There are many analog door phones available from companies like 2N, Adtran, Avaya, Bogen, NEC, Panasonic, Valcom & Viking, just to name a few. For my project, based upon some advice from friends, I settled upon Door Bell Fon as a suitable choice.
As a vendor I selected Home Controls since they had inventory, a good price, and seemed to have some experience with the product. My order included the DP28C control module, a DP38 NBZF door station and DP38 BXFS surface mount box. The total cost was right around $300.
This combination of gear would provide the audio capability that I needed as a basic requirement, but not the video. In theory the door station can be upgraded as it has “a mount for a third-party 14mm security camera in the camera slot to see who is at your door.” I guess that such cameras are a standard in residential security systems.
The door station itself is fairly simple. It requires no local power. It draws its power from the pair of wires that connect it to the control module. If the existing pair of wires that once serviced our old-skool door chime prove unbroken I won’t even need to pull new wiring to the gate. That could save me a lot of trouble.
The control module is designed to support a pair of door stations, with a further hardware option to support electric door strikes. It’s intended to sit between the analog line from the telco and your traditional home phones. When someone rings the door phone the control module mimics an incoming calls, making your home phone ring. When you answer you’re connected to the person at the door station.
We don’t have an analog phone line anymore, so that side of the control module will remain unconnected. The RJ-11 that would go to the home phones will connect to the previously unused analog line jack on our Gigaset DECT base. It all seems simple enough.
Another approach might be to connect the control module to an ATA, then program the ATA to hotline dial an extension on our OnSIP account. That approach would have the advantage of access to voicemail, and the ability to call forward to a cell phone. We’ll just see how it goes once we have the gear installed.
I took a few moments to wire the door station to the control module with a short jumper cable, then connected the controller to the Gigaset.

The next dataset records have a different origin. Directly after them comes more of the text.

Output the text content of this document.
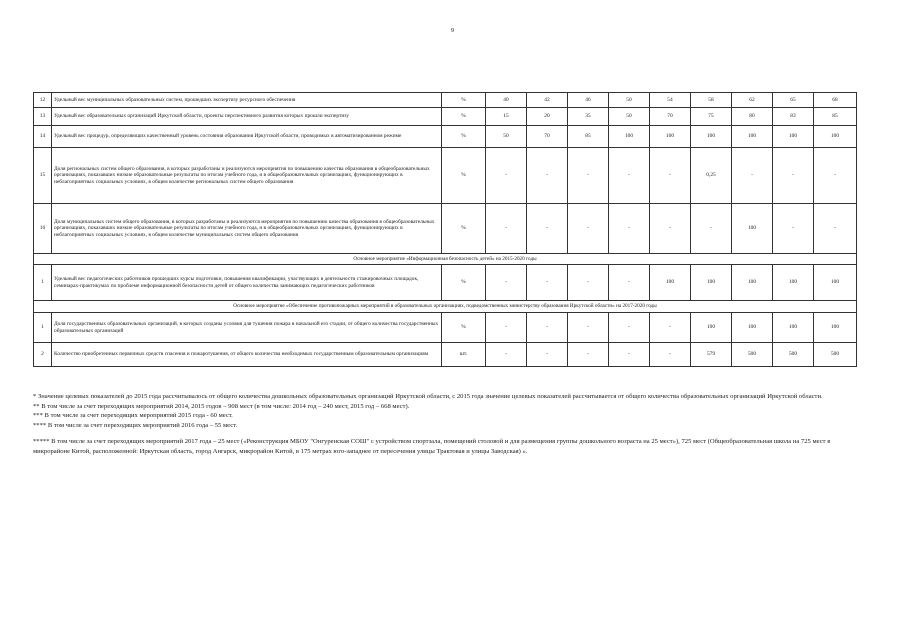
9
12	Удельный вес муниципальных образовательных систем, прошедших экспертизу ресурсного обеспечения	%	40	42	46	50	54	58	62	65	68
13	Удельный вес образовательных организаций Иркутской области, проекты перспективного развития которых прошли экспертизу	%	15	20	35	50	70	75	80	83	85
14	Удельный вес процедур, определяющих качественный уровень состояния образования Иркутской области, проводимых в автоматизированном режиме	%	50	70	85	100	100	100	100	100	100
15	Доля региональных систем общего образования, в которых разработаны и реализуются мероприятия по повышению качества образования в общеобразовательных организациях, показавших низкие образовательные результаты по итогам учебного года, и в общеобразовательных организациях, функционирующих в неблагоприятных социальных условиях, в общем количестве региональных систем общего образования	%	-	-	-	-	-	0,25	-	-	-
16	Доля муниципальных систем общего образования, в которых разработаны и реализуются мероприятия по повышению качества образования в общеобразовательных организациях, показавших низкие образовательные результаты по итогам учебного года, и в общеобразовательных организациях, функционирующих в неблагоприятных социальных условиях, в общем количестве муниципальных систем общего образования	%	-	-	-	-	-	-	100	-	-
Основное мероприятие «Информационная безопасность детей» на 2015-2020 годы											
1	Удельный вес педагогических работников прошедших курсы подготовки, повышения квалификации, участвующих в деятельности стажировочных площадок, семинарах-практикумах по проблеме информационной безопасности детей от общего количества занимающих педагогических работников	%	-	-	-	-	100	100	100	100	100
Основное мероприятие «Обеспечение противопожарных мероприятий в образовательных организациях, подведомственных министерству образования Иркутской области» на 2017-2020 годы											
1	Доля государственных образовательных организаций, в которых созданы условия для тушения пожара в начальной его стадии, от общего количества государственных образовательных организаций	%	-	-	-	-	-	100	100	100	100
2	Количество приобретенных первичных средств спасения и пожаротушения, от общего количества необходимых государственным образовательным организациям	шт.	-	-	-	-	-	579	500	500	500

* Значение целевых показателей до 2015 года рассчитывалось от общего количества дошкольных образовательных организаций Иркутской области, с 2015 года значение целевых показателей рассчитывается от общего количества образовательных организаций Иркутской области.

** В том числе за счет переходящих мероприятий 2014, 2015 годов – 908 мест (в том числе: 2014 год – 240 мест, 2015 год – 668 мест).

*** В том числе за счет переходящих мероприятий 2015 года - 60 мест.

**** В том числе за счет переходящих мероприятий 2016 года – 55 мест.

***** В том числе за счет переходящих мероприятий 2017 года – 25 мест («Реконструкция МБОУ "Онгуренская СОШ" с устройством спортзала, помещений столовой и для размещения группы дошкольного возраста на 25 мест»), 725 мест (Общеобразовательная школа на 725 мест в микрорайоне Китой, расположенной: Иркутская область, город Ангарск, микрорайон Китой, в 175 метрах юго-западнее от пересечения улицы Трактовая и улицы Заводская) ».
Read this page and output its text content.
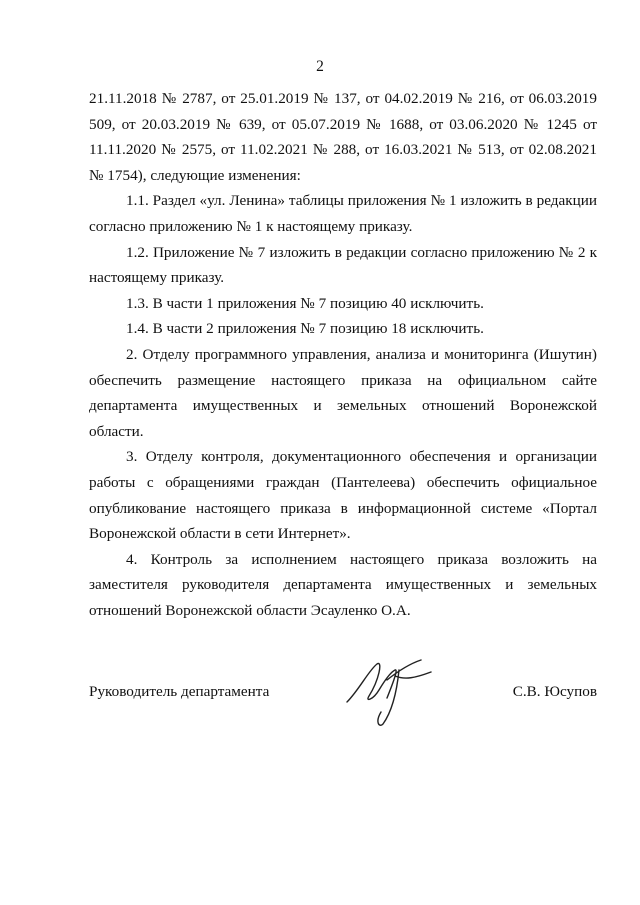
2

21.11.2018 № 2787, от 25.01.2019 № 137, от 04.02.2019 № 216, от 06.03.2019 509, от 20.03.2019 № 639, от 05.07.2019 № 1688, от 03.06.2020 № 1245 от 11.11.2020 № 2575, от 11.02.2021 № 288, от 16.03.2021 № 513, от 02.08.2021 № 1754), следующие изменения:

1.1. Раздел «ул. Ленина» таблицы приложения № 1 изложить в редакции согласно приложению № 1 к настоящему приказу.

1.2. Приложение № 7 изложить в редакции согласно приложению № 2 к настоящему приказу.

1.3. В части 1 приложения № 7 позицию 40 исключить.

1.4. В части 2 приложения № 7 позицию 18 исключить.

2. Отделу программного управления, анализа и мониторинга (Ишутин) обеспечить размещение настоящего приказа на официальном сайте департамента имущественных и земельных отношений Воронежской области.

3. Отделу контроля, документационного обеспечения и организации работы с обращениями граждан (Пантелеева) обеспечить официальное опубликование настоящего приказа в информационной системе «Портал Воронежской области в сети Интернет».

4. Контроль за исполнением настоящего приказа возложить на заместителя руководителя департамента имущественных и земельных отношений Воронежской области Эсауленко О.А.

Руководитель департамента	С.В. Юсупов
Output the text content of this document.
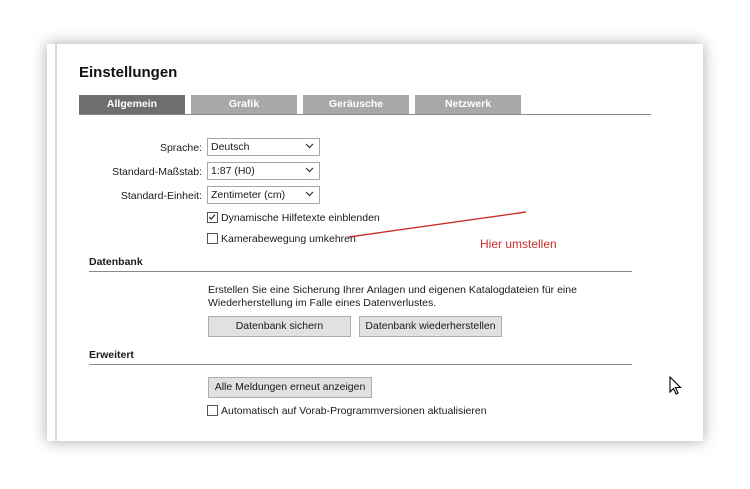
Einstellungen
Allgemein	Grafik	Geräusche	Netzwerk
Sprache: Deutsch
Standard-Maßstab: 1:87 (H0)
Standard-Einheit: Zentimeter (cm)
Dynamische Hilfetexte einblenden
Kamerabewegung umkehren	Hier umstellen
Datenbank
Erstellen Sie eine Sicherung Ihrer Anlagen und eigenen Katalogdateien für eine Wiederherstellung im Falle eines Datenverlustes.
Datenbank sichern	Datenbank wiederherstellen
Erweitert
Alle Meldungen erneut anzeigen
Automatisch auf Vorab-Programmversionen aktualisieren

When powered-up the light on the door station comes on, and pressing the button rings the Gigaset as expected.
The one adjustment on the door station is a small trim pot to control the microphone sensitivity. However, if that setting is turned up too much it can induce oscillation, so we must be careful.
Even at this early stage, I have some concerns about the volume level. I expect that we’ll hear the person at the gate without too much trouble, but I’m not convinced that the door station produces enough volume to overcome the ambient noise at the street. We live directly across the road from an elementary school. When the kids are out in the schoolyard they make quite a racket.
Even so, if the gate phone is answered then it should be readily apparent that we’re at home. which should suffice to keep the delivery person at the front gate until we make it there in person.
As for fidelity, well HDVoice it certainly isn’t. In fact, it’s lot more like the all-too-common experience of drive through fast food dining, or Charlie Brown’s teacher. Nonetheless, all I seek to delay the departure of the Fedex or UPS driver. It should be sufficient to meet that goal.
The most difficult part of the project is mounting the box to the wrought iron fence, a task that I’ve yet to attempt. Perhaps in the coming week. There will be more to follow as the project nears completion.